Fixing the Graphs for Florida
This finance person on twitter has done his own effort of fixing Florida’s COVID death graphs:
That is a very busy graph, and tough to read. Let’s look at something simpler to read.
I grabbed a screenshot from here, which is based off the same data set, and here’s an indication of the incidence of the most recently reported deaths [on 21 July 2020, as I grabbed this graphic on 22 July 2020. There is a data problem today on 23 July 2020, as one of the deaths was officially entered as having occurred in 1989, so I obviously didn’t update anything].
So, of all the COVID deaths reported on 21 July 2020, only one actually occurred on 21 July. That doesn’t surprise me at all. The majority of the reported COVID-19 deaths occurred 1-4 days before. Then, there are some small stragglers from almost a month ago.
This is even worse for COVID cases, by the way. If nothing else, you can die only once from COVID.
You can test both negative and positive from COVID multiple times, dependent on how many times you’ve been tested. There is definitely a lag on reporting back that negative or positive result, and it can differ within the same testing organization and obviously between organizations.
Jon Taylor has discovered other issues with the Florida data, such as labs that are reporting only positive test results. Again, I posit only laziness.
Going back to total deaths from all causes, and relevant comparisons
Yes, yes, I will be getting to my mortality update (hope to do a video this weekend). This is me getting an important point out of the way.
If things weren’t changing so much so rapidly, it would not be too huge a deal that there were 1-4 days lag in reporting COVID deaths and then just going by newly reported deaths.
Indeed, if people just told you the new deaths from any cause per day, that is far less likely to give you huge spikes. You can say “There were 900 total new deaths reported today, of which 150 were attributed to COVID-19.” It gives you an idea of how many deaths per day have been happening, because it’s tough to know if 150 deaths are very few or quite a lot compared to background mortality.
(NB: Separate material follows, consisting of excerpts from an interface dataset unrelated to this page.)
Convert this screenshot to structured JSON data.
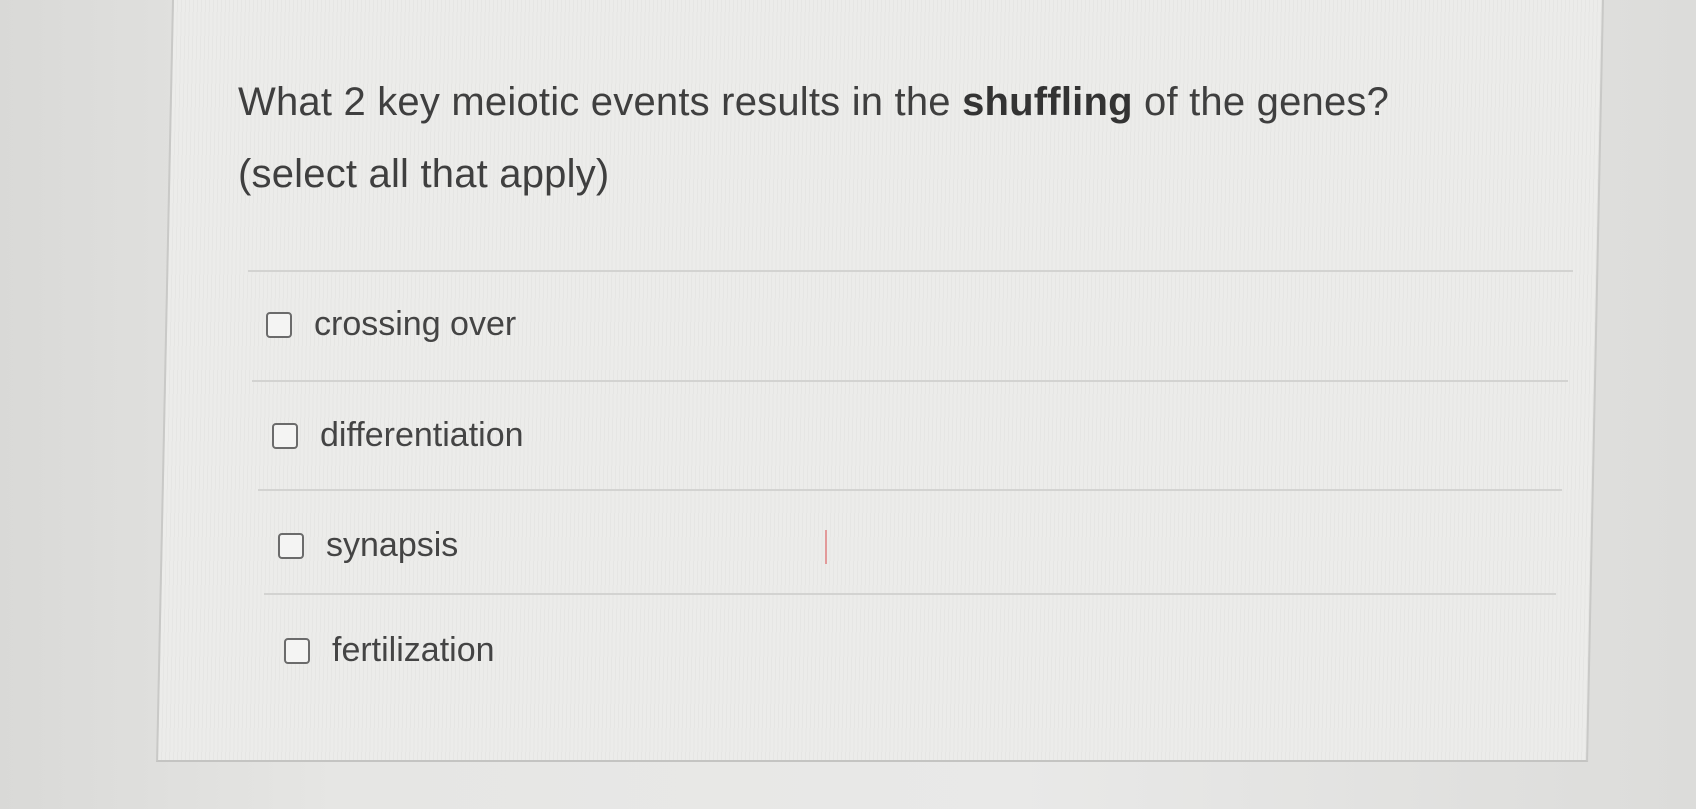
{
  "question": {
    "part1": "What 2 key meiotic events results in the ",
    "emphasis": "shuffling",
    "part2": " of the genes?",
    "instruction": "(select all that apply)"
  },
  "options": [
    {
      "label": "crossing over",
      "checked": false
    },
    {
      "label": "differentiation",
      "checked": false
    },
    {
      "label": "synapsis",
      "checked": false
    },
    {
      "label": "fertilization",
      "checked": false
    }
  ]
}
That does presume that the COVID deaths aren’t being treated differently from counting other deaths (almost certainly not true, but let’s pretend).
The problem with much of the reporting around COVID-19 deaths is that the focus is making sure the media audience keeps showing up (this is even separate from any political situations), and not necessarily in giving people information so that they can gauge how serious the mortality impact is. Most people really have no clue how many people die per day in the U.S. normally (and how much that varies seasonally), forget about in their particular state or city.
Bringing it back to the actuarial profession, we are notorious for getting hung up on details and nit-pickery, and supposedly have trouble with the big picture.
Well, I say for fast-moving issues like COVID-19, those details are indeed very important, and you will get an entirely misleading big picture unless you know exactly what you’re looking at.
Data people — you need to build better, more meaningful dashboards. Stop with the meaningless statistics.